I drew this view from a rootop terrace on the southwest corner of 4th and University Avenues. It depicts buildings from three different periods of Seattle’s downtown development. On the right is Minoru Yamasaki’s iconic Rainier Tower of 1977. To the left is the Cobb Building, a brick-and-terra cotta Beaux-Arts design by the New York firm of Howells and Stokes, which was completed in 1907. And in the background undergoing construction is a new 58-story mixed use tower by NBBJ.
Below is another view of the terra cotta ornamentation atop the Cobb Building, which is listed on the National Register of Historic Places.
Soon after drawing the Showbox Theater, I wandered over to take in and capture this view of Pike Place Market, looking toward the iconic market sign and clock. The drawing illustrates the use of tonal contrast to animate and draw attention to three specific areas while merely suggesting the context, such as the throngs of people crossing the intersection of 1st Avenue and Pike.
For comparison purposes, here are two additional views of the market entranceway, taken from two different viewpoints of the main market entranceway.
The original market structure built in 1917 at 1426 1st Avenue, across from the entranceway to Pike Place Market, was transformed in 1939 by Bjarne H. Moe, who designed the art-deco interior of the theater and added this marquee out front. Over the past six decades, the theater has provided a venue for musical acts from Vaudeville and jazz to grunge and hip-hop.
In 2018, Vancouver, BC-based Onni Group bought the property and announced plans to demolish the building and replace it with a 44-story residential tower. That same year, local preservation groups organized a campaign to secure a landmark nomination in an effort to save the Showbox. The Seattle City Council recently voted unanimously to extend temporarily the Pike Place Historic District to include the original Showbox building. This has, for a time, protected the building from demolition.
These two views can be seen approaching Red Square, the central plaza on the University of Washington campus. The first uses the statue of George Washington to establish the foreground, with Suzzallo Library establishing depth in the background.

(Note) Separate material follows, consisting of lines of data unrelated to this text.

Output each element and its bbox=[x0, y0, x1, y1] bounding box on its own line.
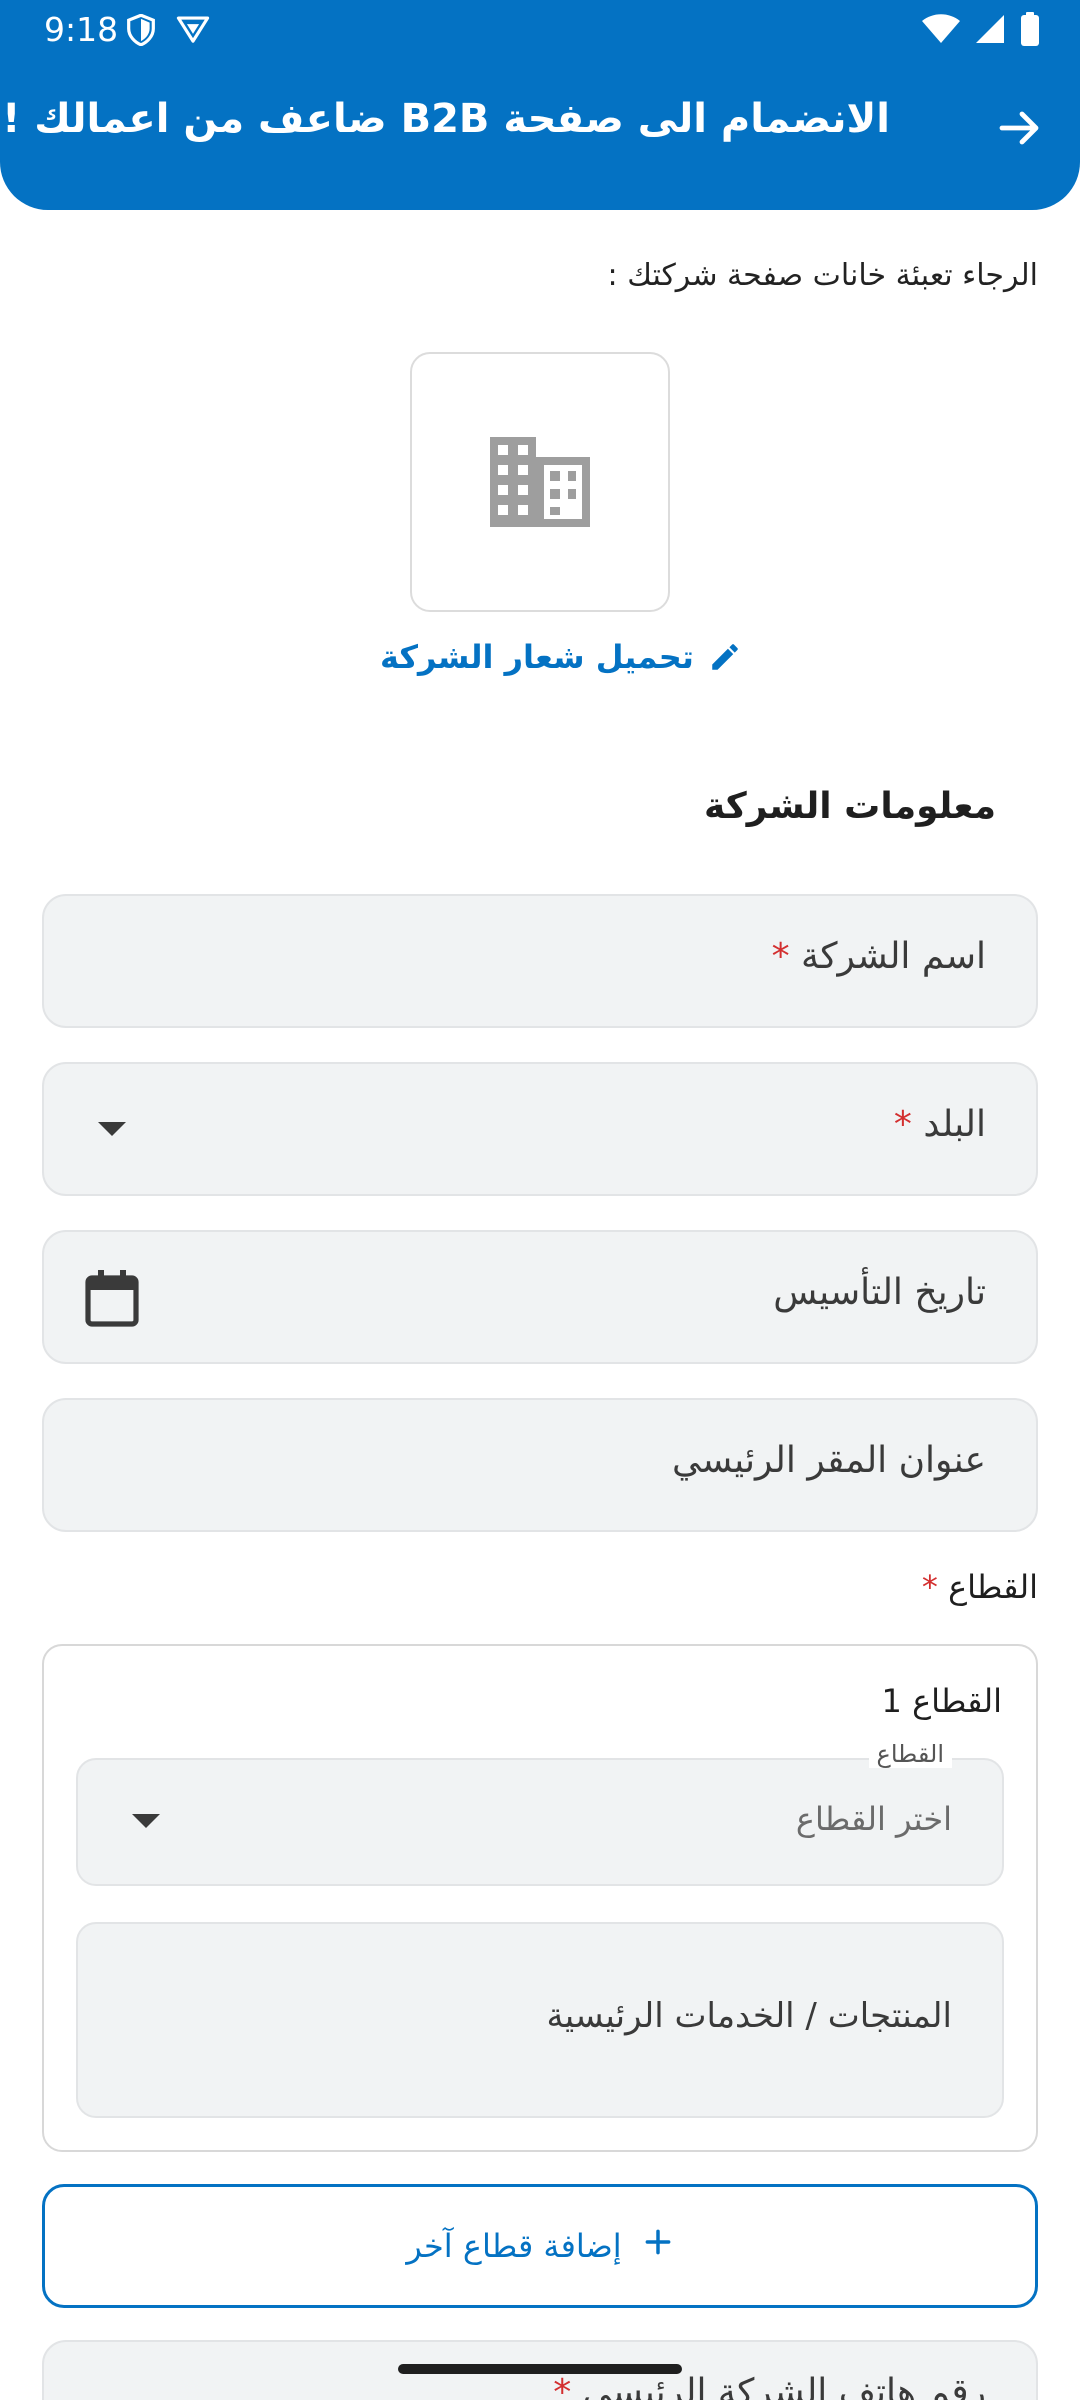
dropdown-arrow-icon bbox=[80, 1098, 144, 1162]
sector-select-placeholder: اختر القطاع bbox=[795, 1800, 952, 1838]
company-info-title: معلومات الشركة bbox=[703, 786, 996, 827]
plus-icon bbox=[642, 2226, 674, 2266]
company-phone-label: رقم هاتف الشركة الرئيسي bbox=[582, 2372, 986, 2400]
status-bar: 9:18 bbox=[0, 0, 1080, 62]
battery-icon bbox=[1020, 12, 1040, 50]
instructions-text: الرجاء تعبئة خانات صفحة شركتك : bbox=[607, 258, 1038, 293]
required-mark: * bbox=[771, 936, 790, 977]
founding-date-field[interactable]: تاريخ التأسيس bbox=[42, 1230, 1038, 1364]
sector-card-title: القطاع 1 bbox=[881, 1682, 1002, 1720]
company-logo-placeholder[interactable] bbox=[410, 352, 670, 612]
country-label: البلد bbox=[923, 1104, 986, 1145]
vpn-icon bbox=[176, 14, 210, 50]
required-mark: * bbox=[921, 1568, 938, 1606]
products-services-label: المنتجات / الخدمات الرئيسية bbox=[546, 1996, 952, 2036]
hq-address-label: عنوان المقر الرئيسي bbox=[672, 1440, 986, 1481]
back-button[interactable] bbox=[990, 98, 1050, 158]
arrow-right-icon bbox=[999, 111, 1039, 145]
sector-select-label: القطاع bbox=[868, 1740, 952, 1768]
status-time: 9:18 bbox=[44, 10, 119, 49]
home-indicator[interactable] bbox=[398, 2364, 682, 2374]
page-title: الانضمام الى صفحة B2B ضاعف من اعمالك ! bbox=[2, 96, 890, 142]
company-name-label: اسم الشركة bbox=[801, 936, 986, 977]
sector-select[interactable]: القطاع اختر القطاع bbox=[76, 1740, 1004, 1886]
upload-logo-label: تحميل شعار الشركة bbox=[380, 638, 694, 676]
required-mark: * bbox=[553, 2372, 572, 2400]
shield-icon bbox=[126, 13, 156, 50]
sector-label-text: القطاع bbox=[948, 1568, 1038, 1606]
building-icon bbox=[490, 437, 590, 527]
signal-icon bbox=[974, 13, 1006, 49]
upload-logo-link[interactable]: تحميل شعار الشركة bbox=[380, 632, 742, 682]
sector-section-label: القطاع * bbox=[922, 1568, 1038, 1606]
founding-date-label: تاريخ التأسيس bbox=[773, 1272, 986, 1313]
wifi-icon bbox=[922, 14, 960, 48]
edit-pencil-icon bbox=[712, 644, 738, 670]
required-mark: * bbox=[893, 1104, 912, 1145]
app-header: 9:18 الانضمام الى صفحة B2B ضاعف من اعمال… bbox=[0, 0, 1080, 210]
dropdown-arrow-icon bbox=[114, 1790, 178, 1854]
hq-address-field[interactable]: عنوان المقر الرئيسي bbox=[42, 1398, 1038, 1532]
sector-card: القطاع 1 القطاع اختر القطاع المنتجات / ا… bbox=[42, 1644, 1038, 2152]
calendar-icon[interactable] bbox=[80, 1266, 144, 1330]
company-name-field[interactable]: اسم الشركة * bbox=[42, 894, 1038, 1028]
products-services-field[interactable]: المنتجات / الخدمات الرئيسية bbox=[76, 1922, 1004, 2118]
country-select[interactable]: البلد * bbox=[42, 1062, 1038, 1196]
add-sector-label: إضافة قطاع آخر bbox=[406, 2227, 622, 2265]
add-sector-button[interactable]: إضافة قطاع آخر bbox=[42, 2184, 1038, 2308]
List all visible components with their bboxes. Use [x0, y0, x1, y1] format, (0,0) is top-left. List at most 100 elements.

The bronze sculpture was commissioned by the Daughters of the American Revolution and sculpted by Lorado Taft for the Alaska Yukon Expedition of 1909.
In the second view, the elaboration of the Suzzallo Library facade draws the viewer through the space between Odegaard Undergraduate Library into the scene and Meany Hall, up a broad stairway, and into Red Square.

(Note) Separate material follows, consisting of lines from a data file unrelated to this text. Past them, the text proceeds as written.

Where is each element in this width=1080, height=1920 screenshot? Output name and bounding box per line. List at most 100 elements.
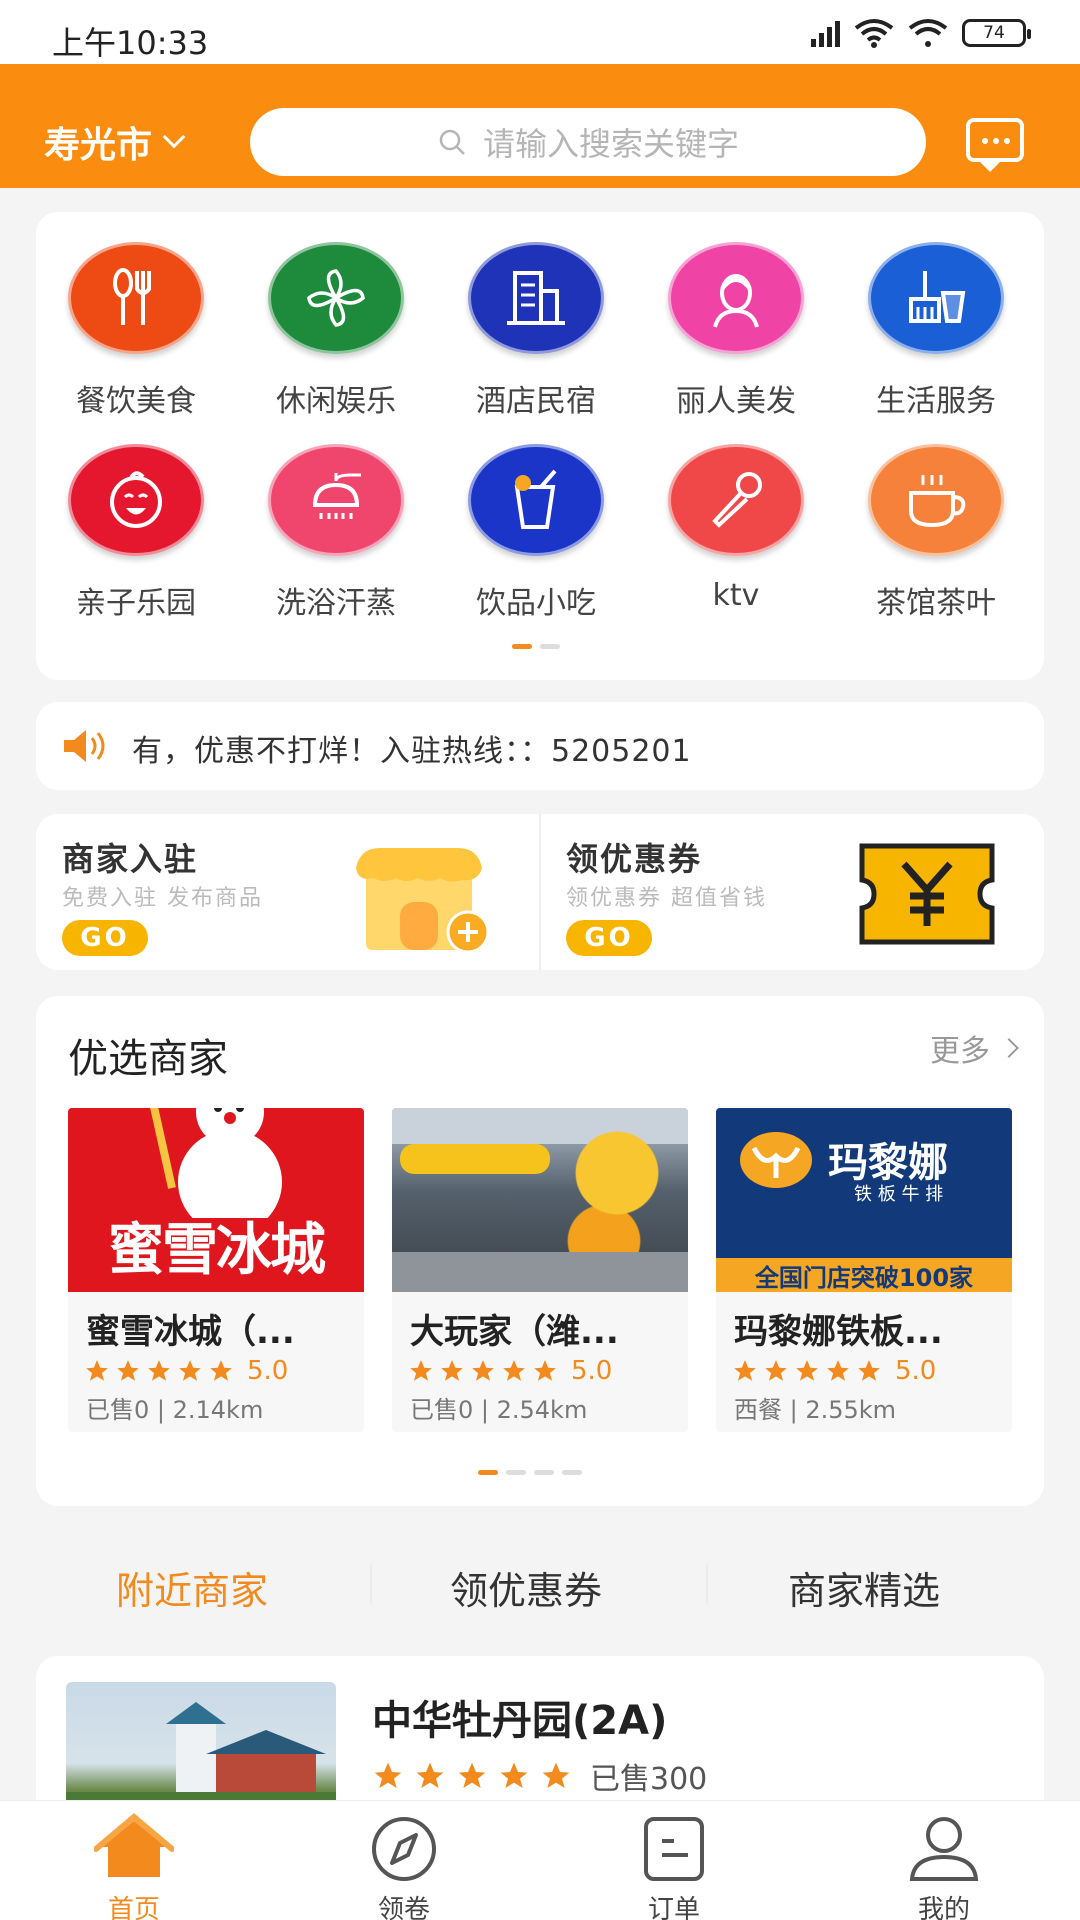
notice-bar[interactable]: 有，优惠不打烊！入驻热线：：5205201 — [36, 702, 1044, 790]
nav-profile[interactable]: 我的 — [874, 1801, 1014, 1920]
star-icon — [858, 1360, 880, 1381]
speaker-icon — [64, 730, 105, 762]
merchant-name: 玛黎娜铁板... — [734, 1312, 943, 1352]
promo-subtitle: 领优惠券 超值省钱 — [566, 886, 767, 911]
category-item-beauty[interactable]: 丽人美发 — [636, 242, 836, 420]
star-icon — [796, 1360, 818, 1381]
search-input[interactable]: 请输入搜索关键字 — [250, 108, 926, 176]
rating: 已售300 — [372, 1754, 707, 1798]
merchant-name: 蜜雪冰城（... — [86, 1312, 295, 1352]
star-icon — [117, 1360, 139, 1381]
merchant-meta: 已售0 | 2.54km — [410, 1396, 588, 1424]
order-icon — [644, 1817, 704, 1881]
rating: 5.0 — [408, 1356, 612, 1386]
go-button[interactable]: GO — [566, 920, 652, 956]
message-icon[interactable] — [966, 118, 1024, 172]
star-icon — [503, 1360, 525, 1381]
signal-icon — [811, 19, 840, 47]
cleaning-icon — [868, 242, 1004, 354]
bull-logo — [740, 1132, 812, 1188]
merchant-join-card[interactable]: 商家入驻 免费入驻 发布商品 GO — [36, 814, 540, 970]
category-label: ktv — [712, 578, 760, 613]
status-icons: 74 — [811, 18, 1031, 48]
list-item-title: 中华牡丹园(2A) — [372, 1698, 668, 1744]
snowman-mascot — [150, 1108, 282, 1218]
page-dot — [506, 1470, 526, 1475]
compass-icon — [372, 1817, 436, 1881]
merchant-card[interactable]: 蜜雪冰城 蜜雪冰城（... 5.0 已售0 | 2.14km — [68, 1108, 364, 1432]
tab-coupons[interactable]: 领优惠券 — [450, 1560, 602, 1615]
star-icon — [86, 1360, 108, 1381]
page-dot — [534, 1470, 554, 1475]
pinwheel-icon — [268, 242, 404, 354]
nav-home[interactable]: 首页 — [64, 1801, 204, 1920]
tab-divider — [706, 1564, 708, 1604]
woman-icon — [668, 242, 804, 354]
merchant-image: 玛黎娜 铁 板 牛 排 全国门店突破100家 — [716, 1108, 1012, 1292]
category-label: 餐饮美食 — [76, 384, 196, 419]
merchant-meta: 已售0 | 2.14km — [86, 1396, 264, 1424]
category-item-food[interactable]: 餐饮美食 — [36, 242, 236, 420]
rating: 5.0 — [84, 1356, 288, 1386]
nav-orders[interactable]: 订单 — [604, 1801, 744, 1920]
drink-icon — [468, 444, 604, 556]
battery-icon: 74 — [962, 19, 1031, 47]
building-icon — [468, 242, 604, 354]
category-item-kids[interactable]: 亲子乐园 — [36, 444, 236, 622]
star-icon — [542, 1762, 570, 1788]
notice-text: 有，优惠不打烊！入驻热线：：5205201 — [132, 734, 692, 769]
star-icon — [500, 1762, 528, 1788]
star-icon — [458, 1762, 486, 1788]
category-grid: 餐饮美食 休闲娱乐 酒店民宿 丽人美发 生活服务 亲子乐园 洗浴汗蒸 饮品小吃 … — [36, 212, 1044, 680]
chevron-right-icon — [999, 1038, 1019, 1058]
category-label: 酒店民宿 — [476, 384, 596, 419]
sold-count: 已售300 — [590, 1762, 708, 1797]
page-dot — [478, 1470, 498, 1475]
page-dot — [562, 1470, 582, 1475]
rating-score: 5.0 — [895, 1356, 937, 1386]
star-icon — [179, 1360, 201, 1381]
coupon-card[interactable]: 领优惠券 领优惠券 超值省钱 GO — [540, 814, 1044, 970]
go-button[interactable]: GO — [62, 920, 148, 956]
status-bar: 上午10:33 74 — [0, 0, 1080, 64]
status-time: 上午10:33 — [52, 24, 209, 62]
promo-title: 领优惠券 — [566, 840, 703, 878]
merchant-card[interactable]: 大玩家（潍... 5.0 已售0 | 2.54km — [392, 1108, 688, 1432]
page-dot — [512, 644, 532, 649]
merchant-image — [392, 1108, 688, 1292]
nav-coupons[interactable]: 领卷 — [334, 1801, 474, 1920]
star-icon — [827, 1360, 849, 1381]
merchant-card[interactable]: 玛黎娜 铁 板 牛 排 全国门店突破100家 玛黎娜铁板... 5.0 西餐 |… — [716, 1108, 1012, 1432]
star-icon — [210, 1360, 232, 1381]
category-item-leisure[interactable]: 休闲娱乐 — [236, 242, 436, 420]
promo-title: 商家入驻 — [62, 840, 199, 878]
category-item-ktv[interactable]: ktv — [636, 444, 836, 613]
shop-icon — [356, 848, 490, 954]
utensils-icon — [68, 242, 204, 354]
nav-label: 订单 — [647, 1895, 700, 1920]
wifi-icon-2 — [908, 19, 948, 47]
more-label: 更多 — [930, 1034, 990, 1069]
coupon-icon — [859, 843, 995, 945]
category-label: 饮品小吃 — [476, 586, 596, 621]
category-item-drinks[interactable]: 饮品小吃 — [436, 444, 636, 622]
category-item-life-service[interactable]: 生活服务 — [836, 242, 1036, 420]
category-label: 丽人美发 — [676, 384, 796, 419]
bottom-nav: 首页 领卷 订单 我的 — [0, 1800, 1080, 1920]
more-link[interactable]: 更多 — [930, 1026, 1019, 1070]
category-item-bath[interactable]: 洗浴汗蒸 — [236, 444, 436, 622]
merchant-banner-sub: 铁 板 牛 排 — [854, 1184, 944, 1205]
category-item-hotel[interactable]: 酒店民宿 — [436, 242, 636, 420]
merchant-meta: 西餐 | 2.55km — [734, 1396, 897, 1424]
tab-nearby[interactable]: 附近商家 — [116, 1560, 268, 1615]
category-item-tea[interactable]: 茶馆茶叶 — [836, 444, 1036, 622]
category-page-indicator — [512, 644, 560, 649]
chevron-down-icon — [162, 125, 186, 149]
tab-picks[interactable]: 商家精选 — [788, 1560, 940, 1615]
rating-score: 5.0 — [247, 1356, 289, 1386]
category-label: 洗浴汗蒸 — [276, 586, 396, 621]
list-tabs: 附近商家 领优惠券 商家精选 — [0, 1540, 1080, 1630]
city-selector[interactable]: 寿光市 — [44, 116, 186, 168]
teacup-icon — [868, 444, 1004, 556]
star-icon — [148, 1360, 170, 1381]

Gail Wong and I will be returning to Orange County, California, for another Line to Color workshop the weekend of June 14–16. We will be sketching and learning at the San Juan Capistrano mission and Laguna Beach.
Learning Goals: LINE 1. Selecting a subject and establishing a point of view; 2. Composing the page: Where to start & how to proceed; 3. Establishing spatial depth: Near & far.
Moving to COLOR: 4. Watercolor and brush techniques; 5. Values: Seeing and using tonal values to create depth and capture the quality of light; 6. Strategies for applying color and limiting your palette.
For information about the schedule of events, registration forms, pricing, and method of payment, please contact Gail at glwarc at gmail dot com.
It was somewhat difficult to capture these giant machines as they were moving and munching away at the elevated concrete structure. What I should have been more careful of was establishing the position of the machines’ armatures in such a way that it was clear what was machine and what was concrete structure. The way the forms overlap in the above view makes this distinction a little too ambiguous.
Still waiting for the opportunity to draw the upper level of the Alaskan Way Viaduct being broken through. In the meantime, here is a drawing done in 1990 of a shrine in Jiyugaoka, a small town west of Tokyo. The composition consists of an interplay of positive and negative shapes and spaces, which interlock to form a unified image. In one instance, we can discern the edge of a tree trunk on the left and the outline of a torii on the right. At the next moment, we can focus on the details of the shrine itself as seen between the white spaces in the foreground.
As the spring equinox approaches and the weather gets warmer, time to wander outside and do some urban sketches. The recent completion of the Highway 99 tunnel underneath downtown Seattle has initiated the work of deconstructing the Alaskan Way Viaduct. I wanted to get a view of the elevated structure being munched on by the jaws of concrete eating machines but I was disappointed that the biggest machine had only punched through a little of the upper deck at Columbia Street. Hope to return in a couple of days to see more action. In the meantime, the above view is of the south end where a section has been cut through.